Reuters reports that Greylag Goose Leasing 1410 and 1446, SPVs used by the New York-based Avenue Capital Aircraft Holdings, filed applications to nullify the restructuring at the Central Jakarta District Court on February 6, 2023. The two SPVs, which each leased a single widebody Airbus to Garuda in 2013, have proved outliers amongst the airline's many creditors by refusing to support the court-approved restructuring process, preferring insolvency, and waging an ongoing legal campaign to achieve this. Garuda had successfully persuaded enough of its creditors to accept payment of USD5.1 billion (mostly in equity) on total claims of USD9.5 billion to get the Central Jakarta District Court to ratify the debt restructuring agreement in October 2022.

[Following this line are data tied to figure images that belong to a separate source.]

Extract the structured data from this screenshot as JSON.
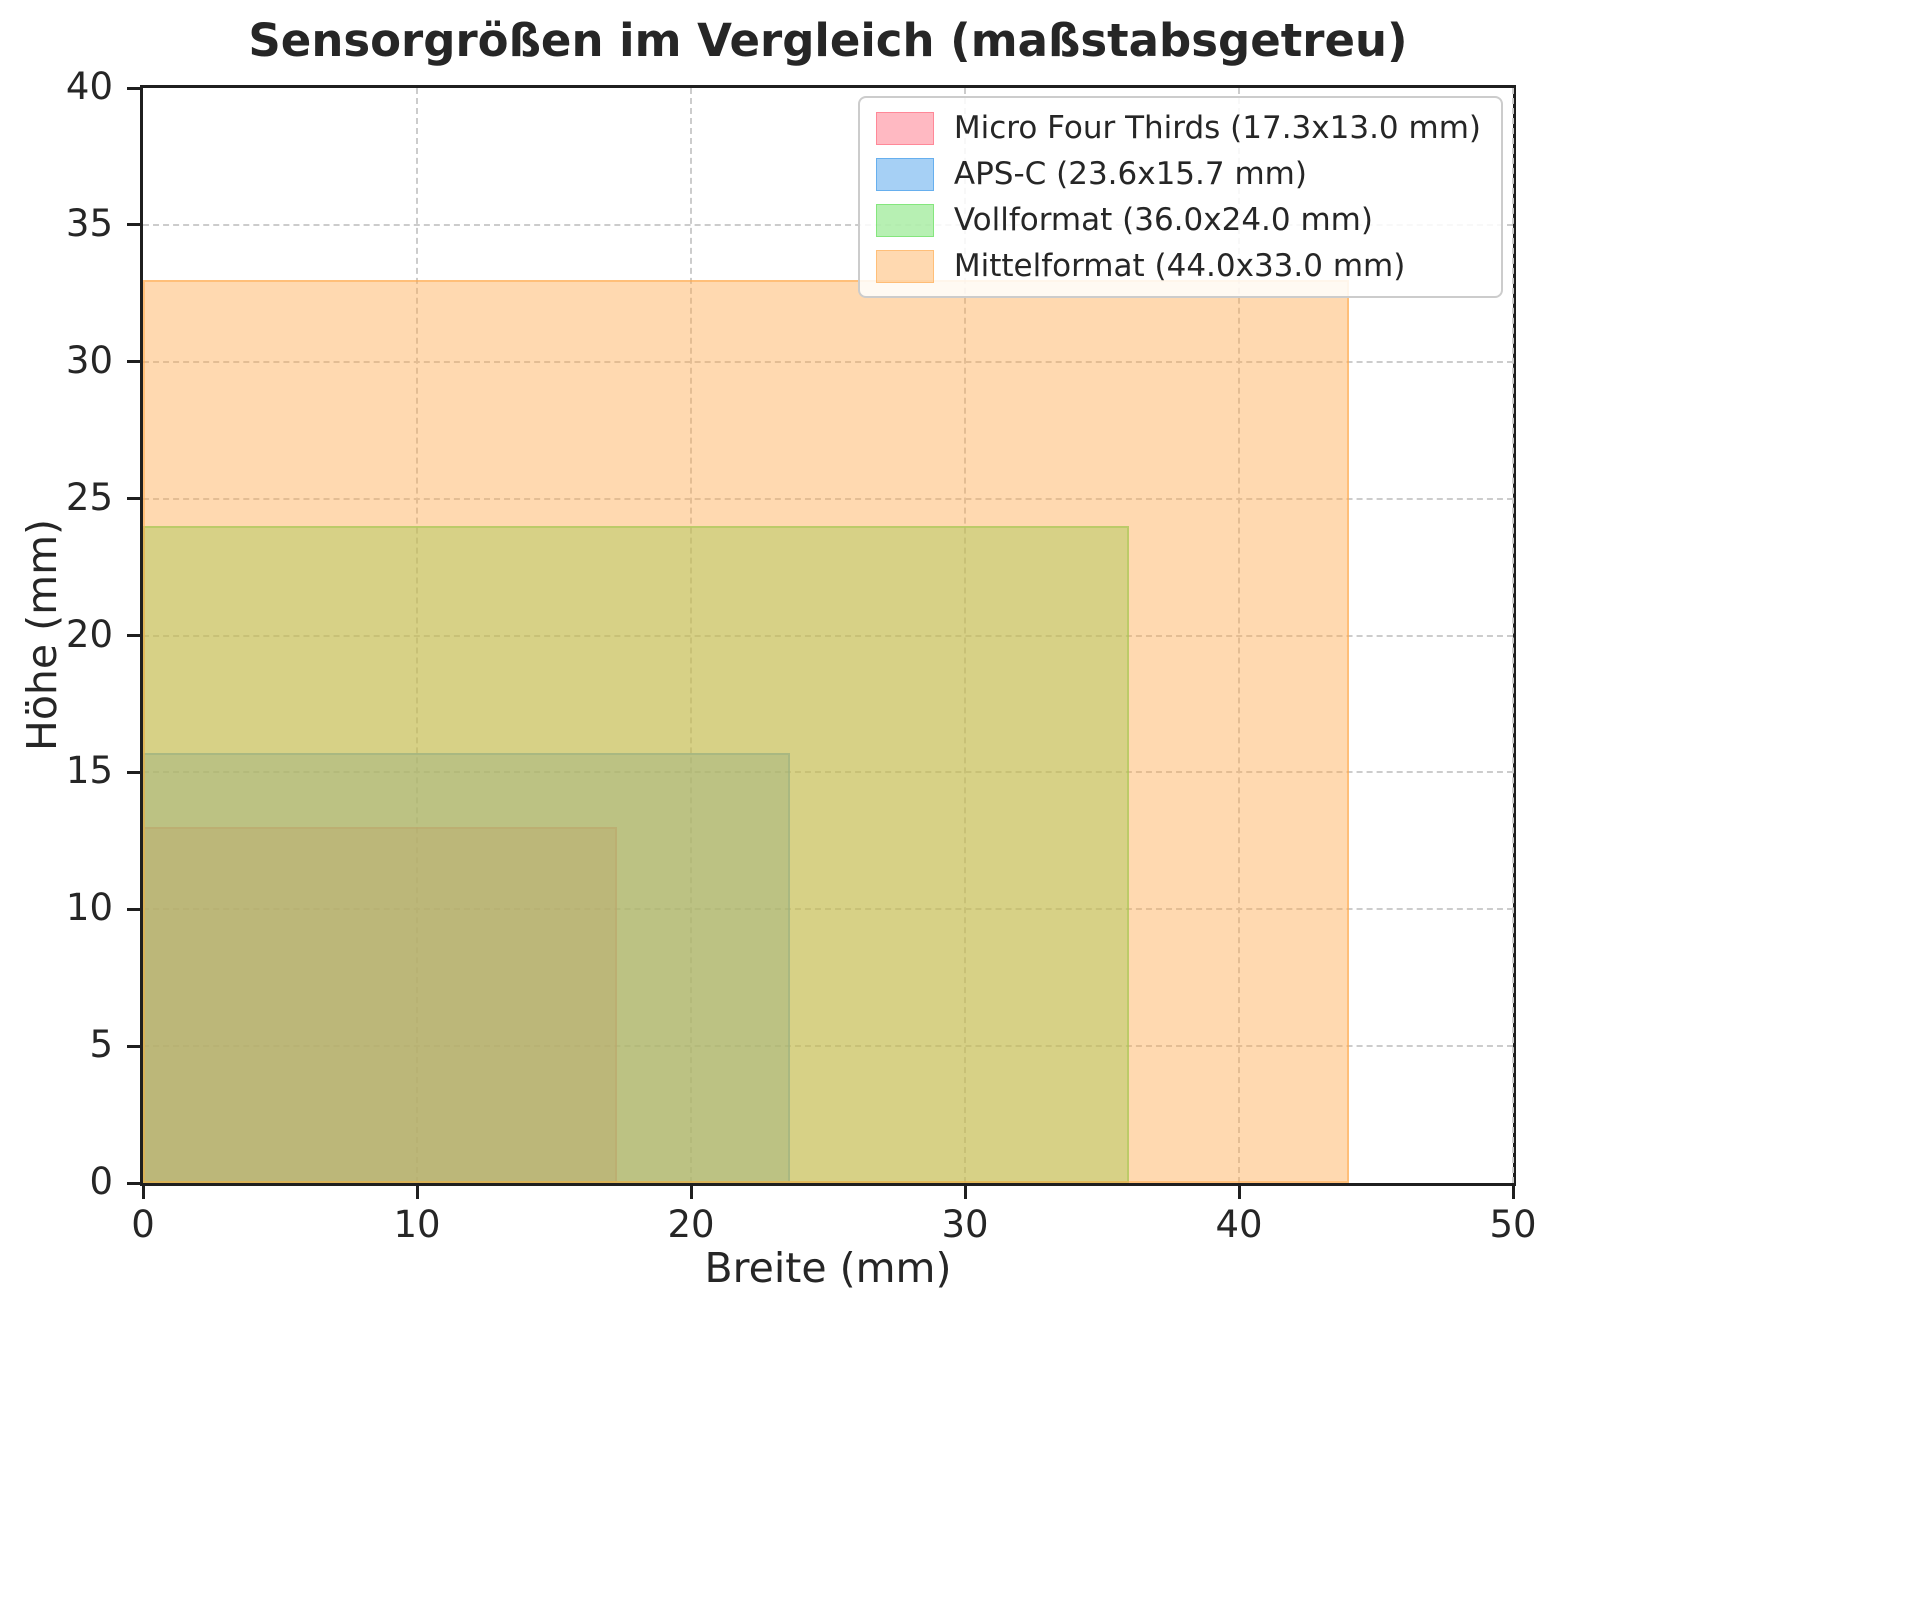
{
  "chart_data": {
    "type": "area",
    "subtype": "scaled-rectangles-from-origin",
    "title": "Sensorgrößen im Vergleich (maßstabsgetreu)",
    "xlabel": "Breite (mm)",
    "ylabel": "Höhe (mm)",
    "xlim": [
      0,
      50
    ],
    "ylim": [
      0,
      40
    ],
    "xticks": [
      0,
      10,
      20,
      30,
      40,
      50
    ],
    "yticks": [
      0,
      5,
      10,
      15,
      20,
      25,
      30,
      35,
      40
    ],
    "grid": true,
    "grid_style": "dashed",
    "grid_color": "#cccccc",
    "axis_color": "#1f1f1f",
    "legend_position": "upper-right",
    "series": [
      {
        "name": "Micro Four Thirds (17.3x13.0 mm)",
        "width_mm": 17.3,
        "height_mm": 13.0,
        "color": "#ff6377",
        "alpha": 0.45
      },
      {
        "name": "APS-C (23.6x15.7 mm)",
        "width_mm": 23.6,
        "height_mm": 15.7,
        "color": "#3996e9",
        "alpha": 0.45
      },
      {
        "name": "Vollformat (36.0x24.0 mm)",
        "width_mm": 36.0,
        "height_mm": 24.0,
        "color": "#5fde56",
        "alpha": 0.45
      },
      {
        "name": "Mittelformat (44.0x33.0 mm)",
        "width_mm": 44.0,
        "height_mm": 33.0,
        "color": "#ffab4f",
        "alpha": 0.45
      }
    ]
  }
}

But in this week's filing, the SPV's allege negligence during the restructuring, saying that the airline has failed to carry out its obligations, and requested that Garuda be declared bankrupt. Similar windup attempts by the Greylag SPVs last year in courts in Australia, France, and Indonesia failed.

Greylag Goose Leasing 1410's A330-200 PK-GPQ (msn 1410) and Greylag Goose Leasing 1446's A330-300 PK-GPR (msn 1446) remain idle at Jakarta's Soekarno Hatta Airport, with Avenue Capital reportedly refusing to take possession of the unwanted planes. Last year, after Garuda's administrators worked through creditor claims, the Greylag SPVs refused to accept the offered IDR2.3 trillion rupiah (USD152 million dollars), saying that they were owed IDR5.99 trillion (USD395.8 million). Avenue Capital declined ch-aviation's request for comment.

In a February 8 statement, Garuda chief executive Irfan Setiaputra said the airline was yet to receive formal notice from the court of the new lawsuit. In early January, the airline hit back over last year's lawsuits, filing its own countersuit against the SPVs for IDR10 trillion (USD660.8 million) in damages and compensation. Among other matters, Garuda Indonesia alleges that the two Greylag entities unlawfully attempted to obtain settlements outside the agreed provisions of the court-approved restructuring plan. That matter remains before the Indonesian courts.